No caso de embarcações antigas:

“Art. 32.   Parágrafo único. Os destroços de navios de casco de madeira afundados nos séculos XVI, XVII E XVIII ter-se-ão como automaticamente incorporados ao domínio da União, independentemente do decurso de prazo de 1 (um) ano fixado no caput deste artigo.” (Lei 7.542 de 26-9-1986)

A Pesquisa segundo a lei são considerados: “... os trabalhos que visem a verificação da viabilidade econômico financeira de exploração e remoção de coisas ou bens, assim como realização de outras atividades de interesse artístico, de interesse histórico ou arqueológico.” (Portomarinst n.32-05A)

Neste caso, os que receberam a autorização não podem retirar quaisquer objetos ou mesmo alterar o sítio em que foram encontrados, apenas devem localizar o sítio, enviar até o quinto dia útil de cada mês um relatório referente às atividades realizadas e fornecer, ao final dos trabalhos um relatório geral onde devem constar: a localização do sítio, dados históricos, o possível carregamento e os meios pelos quais poderia ser resgatado.

A Exploração, que seria a retirada de objetos, visando lucro:

“ 8.1 - A exploração, remoção e demolição de coisas ou bens que já estejam incorporados ao domínio da União, quando contratada com terceiros, pela Marinha, ou requerida isoladamente por terceiros, será, necessariamente, precedida de licitação , na forma estabelecida na referência c.” (Portomarinst n.32-05A)

Na Exploração Científica, onde a retirada dos objetos é feita de forma ordenada e não visa lucro, a competência para a autorização de trabalhos será do Ministério da Marinha, ouvido o Ministério da Cultura.

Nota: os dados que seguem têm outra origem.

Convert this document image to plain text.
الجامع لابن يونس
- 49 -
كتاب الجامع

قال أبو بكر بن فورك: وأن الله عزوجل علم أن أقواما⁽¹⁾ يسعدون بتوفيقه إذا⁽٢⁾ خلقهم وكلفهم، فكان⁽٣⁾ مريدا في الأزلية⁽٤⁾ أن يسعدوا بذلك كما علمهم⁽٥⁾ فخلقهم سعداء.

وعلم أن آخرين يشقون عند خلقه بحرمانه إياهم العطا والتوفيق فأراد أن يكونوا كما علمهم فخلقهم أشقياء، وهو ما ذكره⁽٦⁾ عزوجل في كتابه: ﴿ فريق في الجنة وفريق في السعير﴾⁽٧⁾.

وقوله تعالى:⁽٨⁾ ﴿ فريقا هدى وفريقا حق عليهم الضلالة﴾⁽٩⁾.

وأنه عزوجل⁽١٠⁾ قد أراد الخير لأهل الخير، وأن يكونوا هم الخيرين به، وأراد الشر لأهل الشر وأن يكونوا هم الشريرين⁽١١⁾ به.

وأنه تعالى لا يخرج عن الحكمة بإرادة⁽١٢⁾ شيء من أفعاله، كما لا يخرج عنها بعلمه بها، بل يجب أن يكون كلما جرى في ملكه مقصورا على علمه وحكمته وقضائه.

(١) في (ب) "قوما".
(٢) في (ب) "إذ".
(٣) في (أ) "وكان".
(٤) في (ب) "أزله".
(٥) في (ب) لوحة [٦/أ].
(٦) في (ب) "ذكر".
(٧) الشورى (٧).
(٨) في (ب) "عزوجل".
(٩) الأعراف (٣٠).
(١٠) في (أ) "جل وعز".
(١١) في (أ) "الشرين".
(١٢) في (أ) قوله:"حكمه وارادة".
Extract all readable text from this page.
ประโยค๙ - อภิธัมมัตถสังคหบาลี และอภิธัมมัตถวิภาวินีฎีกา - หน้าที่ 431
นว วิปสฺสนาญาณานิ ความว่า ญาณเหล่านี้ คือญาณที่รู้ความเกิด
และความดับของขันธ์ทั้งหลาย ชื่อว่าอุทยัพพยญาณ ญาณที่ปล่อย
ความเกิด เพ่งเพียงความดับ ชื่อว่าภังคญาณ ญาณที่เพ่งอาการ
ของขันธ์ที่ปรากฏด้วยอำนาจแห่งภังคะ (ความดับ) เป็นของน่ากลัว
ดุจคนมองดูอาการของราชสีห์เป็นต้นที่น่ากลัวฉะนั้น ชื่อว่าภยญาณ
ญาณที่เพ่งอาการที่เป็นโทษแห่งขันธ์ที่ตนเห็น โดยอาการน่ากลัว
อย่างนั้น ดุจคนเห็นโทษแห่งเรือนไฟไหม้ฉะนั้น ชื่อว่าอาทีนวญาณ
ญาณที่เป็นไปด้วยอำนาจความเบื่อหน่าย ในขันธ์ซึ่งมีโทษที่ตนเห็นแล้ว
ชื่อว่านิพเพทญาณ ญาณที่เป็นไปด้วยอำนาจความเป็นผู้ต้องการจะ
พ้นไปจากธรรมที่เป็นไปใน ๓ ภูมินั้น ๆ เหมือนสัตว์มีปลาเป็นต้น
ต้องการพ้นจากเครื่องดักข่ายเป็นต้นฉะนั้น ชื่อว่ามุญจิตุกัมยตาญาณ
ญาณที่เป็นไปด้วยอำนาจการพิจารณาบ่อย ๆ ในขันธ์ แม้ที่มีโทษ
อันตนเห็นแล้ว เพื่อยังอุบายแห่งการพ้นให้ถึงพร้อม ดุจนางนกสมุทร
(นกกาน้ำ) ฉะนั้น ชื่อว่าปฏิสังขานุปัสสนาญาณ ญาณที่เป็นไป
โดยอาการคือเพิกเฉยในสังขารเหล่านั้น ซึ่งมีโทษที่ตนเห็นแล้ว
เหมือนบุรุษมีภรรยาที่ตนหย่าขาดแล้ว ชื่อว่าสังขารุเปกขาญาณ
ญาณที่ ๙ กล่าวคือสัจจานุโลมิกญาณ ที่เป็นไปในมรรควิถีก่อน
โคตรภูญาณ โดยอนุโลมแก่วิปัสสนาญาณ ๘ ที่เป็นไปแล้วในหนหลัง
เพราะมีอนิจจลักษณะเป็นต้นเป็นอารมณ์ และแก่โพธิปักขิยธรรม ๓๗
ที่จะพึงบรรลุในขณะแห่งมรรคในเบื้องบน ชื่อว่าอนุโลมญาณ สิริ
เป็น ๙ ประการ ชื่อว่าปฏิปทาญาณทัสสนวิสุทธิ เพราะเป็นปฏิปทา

Para cada exploração, será designada pelo Min. da Marinha uma Comissão Interministerial, “... que terá como propósito definir, dentre a totalidade do material resgatado, as peças de valor artístico, de interesse histórico ou arqueológico.” (7.2. da Portomarinst n.32-05A)

Quanto aos objetos retirados  nas operações de Exploração:

"Art.20. As coisas e os bens resgatados, de valor artístico, de interesse histórico ou arqueológico, permanecerão no domínio da União, não sendo passíveis de apropriação, adjudicação, doação, alienação direta ou através de licitação pública, e a eles não serão atribuídos valores para fins de fixação de pagamento a concessionário.” (Lei 7.542 de 26-9-1986)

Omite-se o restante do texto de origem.